Sarah died at the age of 127 and was buried in Hebron. Between Isaac’s birth and her own death lay thirty-seven years, ample time to reflect on her life’s adventure with Yehovah God. Was she ashamed of her treatment of the ill-fated Hagar? Did she remember laughing when God told Abraham she would bear a child at the age of ninety? Did she appreciate the echoing irony in young Isaac’s laughter? Did she have any idea she would one day be revered as the Mother of Israel—indeed, a symbol of the promise just as Hagar was to become a symbol of slavery under the law? Scripture does not say. But it is heartening to realize that Yehovah God accomplishes his purposes despite our frailties, our little faith, our entrenched self-reliance.

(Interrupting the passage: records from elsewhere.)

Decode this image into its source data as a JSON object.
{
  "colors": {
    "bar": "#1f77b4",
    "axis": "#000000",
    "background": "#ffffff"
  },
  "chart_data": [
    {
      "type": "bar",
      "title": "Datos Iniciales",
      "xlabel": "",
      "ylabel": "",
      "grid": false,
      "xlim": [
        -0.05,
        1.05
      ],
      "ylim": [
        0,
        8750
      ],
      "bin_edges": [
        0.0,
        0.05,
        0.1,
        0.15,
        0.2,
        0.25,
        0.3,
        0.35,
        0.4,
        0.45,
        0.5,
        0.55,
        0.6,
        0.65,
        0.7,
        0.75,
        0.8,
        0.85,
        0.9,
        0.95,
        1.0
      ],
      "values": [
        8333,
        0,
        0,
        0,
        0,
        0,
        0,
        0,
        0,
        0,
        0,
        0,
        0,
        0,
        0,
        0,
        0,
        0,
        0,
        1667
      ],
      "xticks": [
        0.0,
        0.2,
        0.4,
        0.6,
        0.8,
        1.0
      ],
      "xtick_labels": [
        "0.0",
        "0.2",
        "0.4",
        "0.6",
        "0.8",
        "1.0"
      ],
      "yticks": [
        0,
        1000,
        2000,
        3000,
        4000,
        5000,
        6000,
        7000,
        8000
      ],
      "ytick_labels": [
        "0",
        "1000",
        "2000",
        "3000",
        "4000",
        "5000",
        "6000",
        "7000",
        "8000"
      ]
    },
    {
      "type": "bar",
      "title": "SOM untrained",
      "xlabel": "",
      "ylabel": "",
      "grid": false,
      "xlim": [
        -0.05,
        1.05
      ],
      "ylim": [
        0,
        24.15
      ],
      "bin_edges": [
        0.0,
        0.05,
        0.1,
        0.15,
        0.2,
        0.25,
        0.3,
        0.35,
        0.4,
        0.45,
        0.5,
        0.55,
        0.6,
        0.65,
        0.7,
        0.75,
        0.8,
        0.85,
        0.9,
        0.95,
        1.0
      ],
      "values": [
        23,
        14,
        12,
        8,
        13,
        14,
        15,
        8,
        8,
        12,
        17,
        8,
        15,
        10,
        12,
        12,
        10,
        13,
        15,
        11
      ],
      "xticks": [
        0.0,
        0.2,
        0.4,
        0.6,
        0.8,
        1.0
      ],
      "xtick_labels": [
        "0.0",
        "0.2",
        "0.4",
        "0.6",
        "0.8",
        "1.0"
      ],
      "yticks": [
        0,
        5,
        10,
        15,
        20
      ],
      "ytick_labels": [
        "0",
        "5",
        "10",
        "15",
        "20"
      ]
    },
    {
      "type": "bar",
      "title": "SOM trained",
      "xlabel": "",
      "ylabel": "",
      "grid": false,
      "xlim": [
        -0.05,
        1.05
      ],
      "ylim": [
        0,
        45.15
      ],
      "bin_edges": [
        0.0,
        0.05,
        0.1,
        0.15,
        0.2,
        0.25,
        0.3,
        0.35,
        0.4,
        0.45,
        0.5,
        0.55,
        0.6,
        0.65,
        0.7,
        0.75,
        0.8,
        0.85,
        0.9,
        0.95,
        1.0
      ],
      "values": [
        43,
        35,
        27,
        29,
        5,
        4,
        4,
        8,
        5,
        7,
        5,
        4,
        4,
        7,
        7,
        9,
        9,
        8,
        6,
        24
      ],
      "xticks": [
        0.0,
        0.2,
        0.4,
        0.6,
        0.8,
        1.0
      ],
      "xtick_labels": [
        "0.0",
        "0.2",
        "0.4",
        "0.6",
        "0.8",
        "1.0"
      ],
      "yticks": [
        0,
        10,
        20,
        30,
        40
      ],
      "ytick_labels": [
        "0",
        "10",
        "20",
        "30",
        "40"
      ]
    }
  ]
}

True, Sarah’s pragmatic attempts to help God keep his promise caused plenty of anguish. (Even in our own day, the struggle between Israel and her Arab neighbors stems from the ancient strife between two women and the children they bore.) Still, despite her jealousy, anxiety, and skepticism about Yehovah God’s ability to keep his promises, there’s no denying that Sarah was a risk-taker of the first order, a woman who said good-bye to everything familiar to travel to a land she knew nothing about. A real flesh-and-blood kind of woman who lived an adventure more strenuous than any fairy-tale heroine, an adventure that began with a promise and ended with laughter.
Her Promise
How hard it was for Sarah (and is for us as well) to remember God’s promises and to wait for him to fulfill them. God’s promises are revealed and fulfilled in his own timing, which is often on a calendar far different from our own.
Waiting patiently for God to work may be one of the most difficult experiences of our Messianic (Christian) walk. We live in an age of the immediate. We think waiting, and doing so quietly, is somehow less worthy, perhaps even a bit lazy. We’re great “do-it-yourselfers,” but we often get in Yehovah God’s way when we take things into our own hands.
Do you have something you’re waiting for Yehovah God to do? Have you asked him for the salvation of your husband? Of a family member? Are you praying for a rebellious child to come home? Whatever the circumstances, God’s timing is the best timing. When you’re tempted to step in and make things happen on your own, think of Sarah. Her attempts to fulfill Yehovah God’s promise of a son through her servant Hagar had disastrous results. Remember that Yehovah God has his own timetable, and rest in the assurance that he loves you and will fulfill his promises to you.